The authors reply
Many of these limitations highlighted by Ishii et al (1) and in our article (5), recently published in Critical Care Medicine, are likely due to the use of registry data, and therefore, these findings are meant to be hypothesis generating and confirmed in prospective studies. However, Ishii et al (1) speculate that if these values are true, they highlight the medical staff’s unfamiliarity with ECLS. Although this is possible, the ELSO Registry reflects real-world ECLS use, and we did not have details surrounding institutional characteristics to explore whether center characteristics are associated with the frequency of hyperoxia.
They suggest an analysis excluding excessive hyperoxia PaO2 greater than 200 mm Hg in the VV ECMO cohort. In an exploratory analysis, we evaluated different thresholds of hyperoxia within the categories created in increments of 20 mm Hg; however, no single threshold was associated with outcome—possibly attributable to the small numbers in each category (Appendix Tables 4 and 6 in ).

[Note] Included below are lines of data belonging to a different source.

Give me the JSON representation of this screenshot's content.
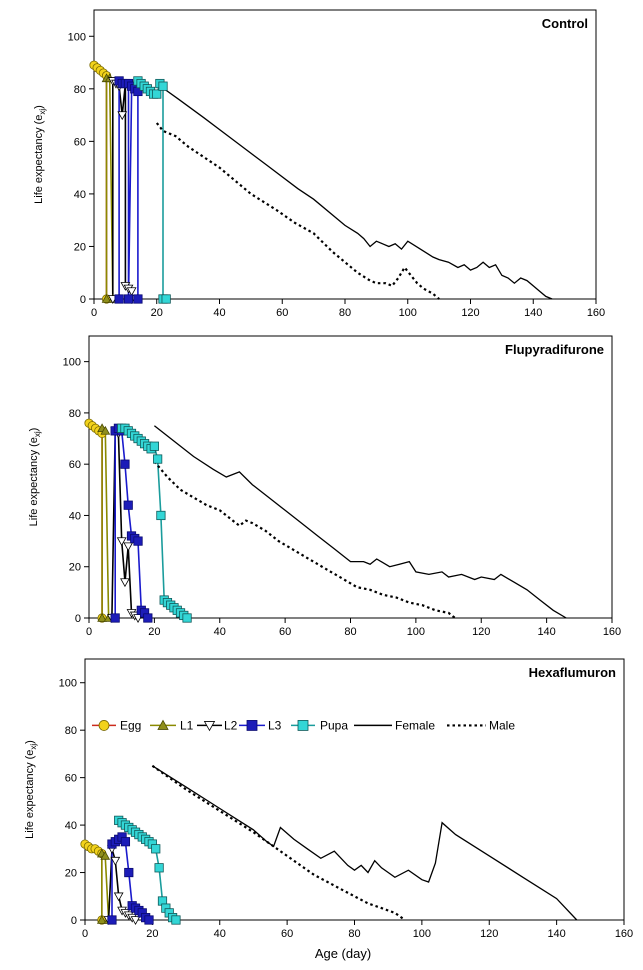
{
  "figure": {
    "xlabel": "Age (day)",
    "ylabel_main": "Life expectancy (e",
    "ylabel_sub": "xj",
    "ylabel_close": ")"
  },
  "legend": {
    "entries": [
      {
        "label": "Egg",
        "key": "egg"
      },
      {
        "label": "L1",
        "key": "l1"
      },
      {
        "label": "L2",
        "key": "l2"
      },
      {
        "label": "L3",
        "key": "l3"
      },
      {
        "label": "Pupa",
        "key": "pupa"
      },
      {
        "label": "Female",
        "key": "female"
      },
      {
        "label": "Male",
        "key": "male"
      }
    ]
  },
  "styles": {
    "egg": {
      "line": "#cc2b1d",
      "marker": "circle",
      "fill": "#f2d21b",
      "stroke": "#7a6a00"
    },
    "l1": {
      "line": "#8a8a00",
      "marker": "triangle",
      "fill": "#8f8f1c",
      "stroke": "#4a4a00"
    },
    "l2": {
      "line": "#000000",
      "marker": "tri-down",
      "fill": "#ffffff",
      "stroke": "#000000"
    },
    "l3": {
      "line": "#1a1acc",
      "marker": "square",
      "fill": "#1c1cb8",
      "stroke": "#0a0a70"
    },
    "pupa": {
      "line": "#1a9c9c",
      "marker": "square",
      "fill": "#33d6d6",
      "stroke": "#105a5a"
    },
    "female": {
      "line": "#000000",
      "dash": "none"
    },
    "male": {
      "line": "#000000",
      "dash": "2.5,3"
    }
  },
  "chart_data": [
    {
      "type": "line",
      "title": "Control",
      "xlim": [
        0,
        160
      ],
      "ylim": [
        0,
        110
      ],
      "xticks": [
        0,
        20,
        40,
        60,
        80,
        100,
        120,
        140,
        160
      ],
      "yticks": [
        0,
        20,
        40,
        60,
        80,
        100
      ],
      "legend": false,
      "series": [
        {
          "key": "egg",
          "x": [
            0,
            1,
            2,
            3,
            4,
            4
          ],
          "y": [
            89,
            88,
            87,
            86,
            85,
            0
          ]
        },
        {
          "key": "l1",
          "x": [
            4,
            4,
            5,
            6
          ],
          "y": [
            0,
            84,
            84,
            0
          ]
        },
        {
          "key": "l2",
          "x": [
            6,
            6,
            7,
            8,
            9,
            10,
            10,
            11,
            12,
            12
          ],
          "y": [
            0,
            83,
            82,
            81,
            70,
            82,
            5,
            4,
            3,
            0
          ]
        },
        {
          "key": "l3",
          "x": [
            8,
            8,
            9,
            10,
            11,
            11,
            12,
            13,
            14,
            14
          ],
          "y": [
            0,
            83,
            82,
            82,
            82,
            0,
            81,
            80,
            79,
            0
          ]
        },
        {
          "key": "pupa",
          "x": [
            14,
            15,
            16,
            17,
            18,
            19,
            20,
            21,
            22,
            22,
            23
          ],
          "y": [
            83,
            82,
            81,
            80,
            79,
            78,
            78,
            82,
            81,
            0,
            0
          ]
        },
        {
          "key": "female",
          "x": [
            20,
            27,
            35,
            45,
            55,
            65,
            70,
            80,
            84,
            86,
            88,
            90,
            92,
            94,
            96,
            98,
            100,
            104,
            108,
            110,
            113,
            116,
            118,
            120,
            122,
            124,
            126,
            128,
            130,
            132,
            134,
            136,
            138,
            140,
            142,
            144,
            146
          ],
          "y": [
            82,
            76,
            69,
            60,
            51,
            42,
            38,
            28,
            25,
            23,
            20,
            22,
            21,
            20,
            21,
            19,
            22,
            19,
            16,
            15,
            14,
            12,
            13,
            11,
            12,
            14,
            12,
            13,
            9,
            8,
            6,
            8,
            7,
            5,
            3,
            1,
            0
          ]
        },
        {
          "key": "male",
          "x": [
            20,
            22,
            26,
            30,
            40,
            50,
            58,
            64,
            70,
            76,
            80,
            84,
            88,
            90,
            93,
            95,
            97,
            99,
            101,
            103,
            105,
            108,
            110
          ],
          "y": [
            67,
            64,
            62,
            58,
            50,
            40,
            34,
            29,
            25,
            18,
            14,
            10,
            7,
            6,
            6,
            5,
            8,
            12,
            9,
            6,
            4,
            2,
            0
          ]
        }
      ]
    },
    {
      "type": "line",
      "title": "Flupyradifurone",
      "xlim": [
        0,
        160
      ],
      "ylim": [
        0,
        110
      ],
      "xticks": [
        0,
        20,
        40,
        60,
        80,
        100,
        120,
        140,
        160
      ],
      "yticks": [
        0,
        20,
        40,
        60,
        80,
        100
      ],
      "legend": false,
      "series": [
        {
          "key": "egg",
          "x": [
            0,
            1,
            2,
            3,
            4,
            4
          ],
          "y": [
            76,
            75,
            74,
            73,
            72,
            0
          ]
        },
        {
          "key": "l1",
          "x": [
            4,
            4,
            5,
            6
          ],
          "y": [
            0,
            74,
            73,
            0
          ]
        },
        {
          "key": "l2",
          "x": [
            7,
            8,
            9,
            10,
            11,
            12,
            13,
            14,
            15
          ],
          "y": [
            0,
            73,
            72,
            30,
            14,
            28,
            2,
            1,
            0
          ]
        },
        {
          "key": "l3",
          "x": [
            8,
            8,
            9,
            10,
            11,
            12,
            13,
            14,
            15,
            16,
            17,
            18
          ],
          "y": [
            0,
            73,
            74,
            73,
            60,
            44,
            32,
            31,
            30,
            3,
            2,
            0
          ]
        },
        {
          "key": "pupa",
          "x": [
            10,
            11,
            12,
            13,
            14,
            15,
            16,
            17,
            18,
            19,
            20,
            21,
            22,
            23,
            24,
            25,
            26,
            27,
            28,
            29,
            30
          ],
          "y": [
            74,
            74,
            73,
            72,
            71,
            70,
            69,
            68,
            67,
            66,
            67,
            62,
            40,
            7,
            6,
            5,
            4,
            3,
            2,
            1,
            0
          ]
        },
        {
          "key": "female",
          "x": [
            20,
            26,
            32,
            38,
            42,
            46,
            50,
            55,
            60,
            65,
            70,
            75,
            78,
            80,
            84,
            86,
            88,
            92,
            95,
            98,
            100,
            104,
            108,
            110,
            114,
            118,
            120,
            124,
            126,
            130,
            134,
            138,
            142,
            146
          ],
          "y": [
            75,
            69,
            63,
            58,
            55,
            57,
            52,
            47,
            42,
            37,
            32,
            27,
            24,
            22,
            22,
            21,
            23,
            20,
            21,
            22,
            18,
            17,
            18,
            16,
            17,
            15,
            16,
            15,
            17,
            14,
            11,
            7,
            3,
            0
          ]
        },
        {
          "key": "male",
          "x": [
            20,
            24,
            28,
            32,
            36,
            40,
            44,
            46,
            48,
            50,
            54,
            58,
            62,
            66,
            70,
            74,
            78,
            82,
            86,
            90,
            94,
            98,
            102,
            106,
            110,
            112
          ],
          "y": [
            61,
            55,
            50,
            47,
            44,
            42,
            38,
            36,
            38,
            37,
            34,
            30,
            27,
            24,
            21,
            18,
            15,
            12,
            11,
            9,
            8,
            6,
            5,
            3,
            2,
            0
          ]
        }
      ]
    },
    {
      "type": "line",
      "title": "Hexaflumuron",
      "xlim": [
        0,
        160
      ],
      "ylim": [
        0,
        110
      ],
      "xticks": [
        0,
        20,
        40,
        60,
        80,
        100,
        120,
        140,
        160
      ],
      "yticks": [
        0,
        20,
        40,
        60,
        80,
        100
      ],
      "legend": true,
      "series": [
        {
          "key": "egg",
          "x": [
            0,
            1,
            2,
            3,
            4,
            5,
            5
          ],
          "y": [
            32,
            31,
            30,
            30,
            29,
            28,
            0
          ]
        },
        {
          "key": "l1",
          "x": [
            5,
            5,
            6,
            7
          ],
          "y": [
            0,
            28,
            27,
            0
          ]
        },
        {
          "key": "l2",
          "x": [
            7,
            8,
            9,
            10,
            11,
            12,
            13,
            14,
            15
          ],
          "y": [
            0,
            30,
            25,
            10,
            4,
            3,
            2,
            1,
            0
          ]
        },
        {
          "key": "l3",
          "x": [
            8,
            8,
            9,
            10,
            11,
            12,
            13,
            14,
            15,
            16,
            17,
            18,
            19
          ],
          "y": [
            0,
            32,
            33,
            34,
            35,
            33,
            20,
            6,
            5,
            4,
            3,
            1,
            0
          ]
        },
        {
          "key": "pupa",
          "x": [
            10,
            11,
            12,
            13,
            14,
            15,
            16,
            17,
            18,
            19,
            20,
            21,
            22,
            23,
            24,
            25,
            26,
            27
          ],
          "y": [
            42,
            41,
            40,
            39,
            38,
            37,
            36,
            35,
            34,
            33,
            32,
            30,
            22,
            8,
            5,
            3,
            1,
            0
          ]
        },
        {
          "key": "female",
          "x": [
            20,
            30,
            40,
            50,
            54,
            56,
            58,
            62,
            66,
            70,
            74,
            78,
            80,
            82,
            84,
            86,
            88,
            90,
            92,
            96,
            100,
            102,
            104,
            106,
            110,
            120,
            130,
            140,
            146
          ],
          "y": [
            65,
            56,
            47,
            38,
            33,
            31,
            39,
            34,
            30,
            26,
            29,
            23,
            21,
            23,
            20,
            25,
            22,
            20,
            18,
            21,
            17,
            16,
            24,
            41,
            36,
            27,
            18,
            9,
            0
          ]
        },
        {
          "key": "male",
          "x": [
            20,
            30,
            40,
            50,
            56,
            60,
            64,
            68,
            72,
            76,
            80,
            84,
            88,
            92,
            95
          ],
          "y": [
            65,
            55,
            46,
            37,
            31,
            27,
            23,
            19,
            16,
            13,
            10,
            7,
            5,
            3,
            0
          ]
        }
      ]
    }
  ]
}
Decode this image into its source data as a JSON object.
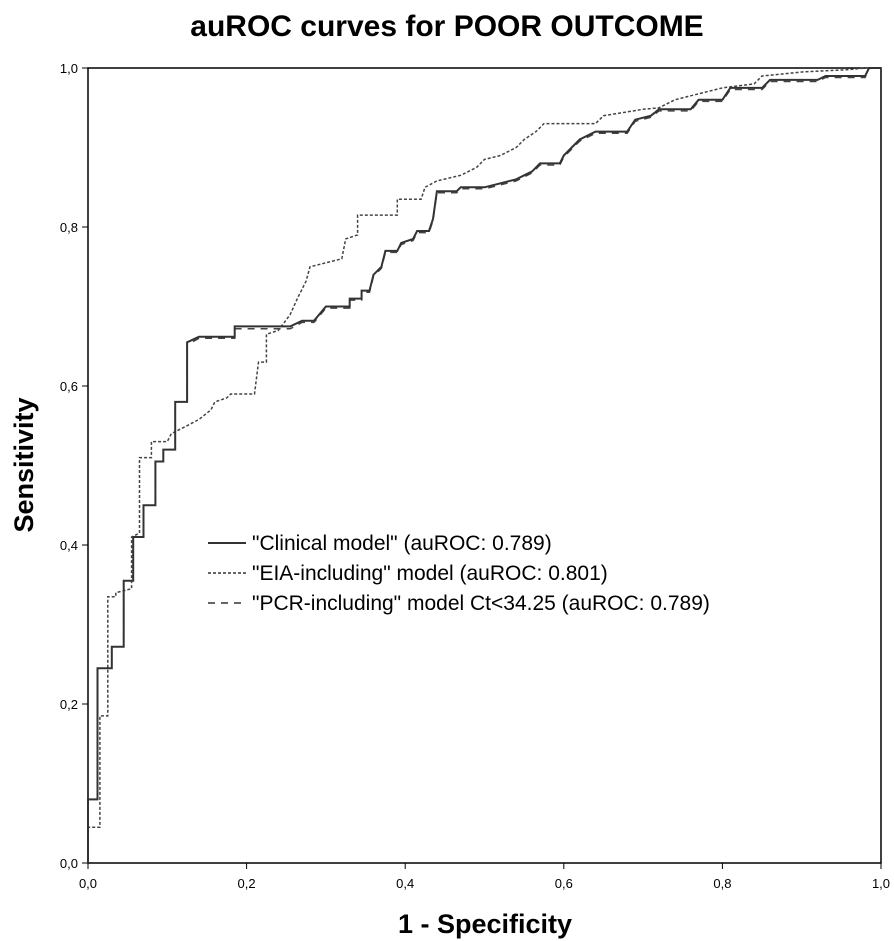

Finally, we used logistic regression for our primary outcome of hospital mortality, as mortality at other time points was not available. The difference in mortality between a 28-day measure and “in-hospital” measure was assumed to not likely be remarkably different given the acuity of the patients and the high proportion of death within 28 days (i.e., it would be unlikely that patients on ECMO would be palliated and discharged from the ICU). It would also be unlikely for patients who are still admitted after 28 days to die due to hyperoxia after day 28. Furthermore, observational studies have demonstrated high correlation between in-hospital mortality and 30-day mortality across patients with acute medical conditions (6). A Cox proportional hazard model could also be an appropriate method to perform our analysis; however, we were less interested in time to death and more interested in whether death occurred. Future research, in addition to choosing a standardizable outcome, needs to also consider the time-varying nature of the exposure.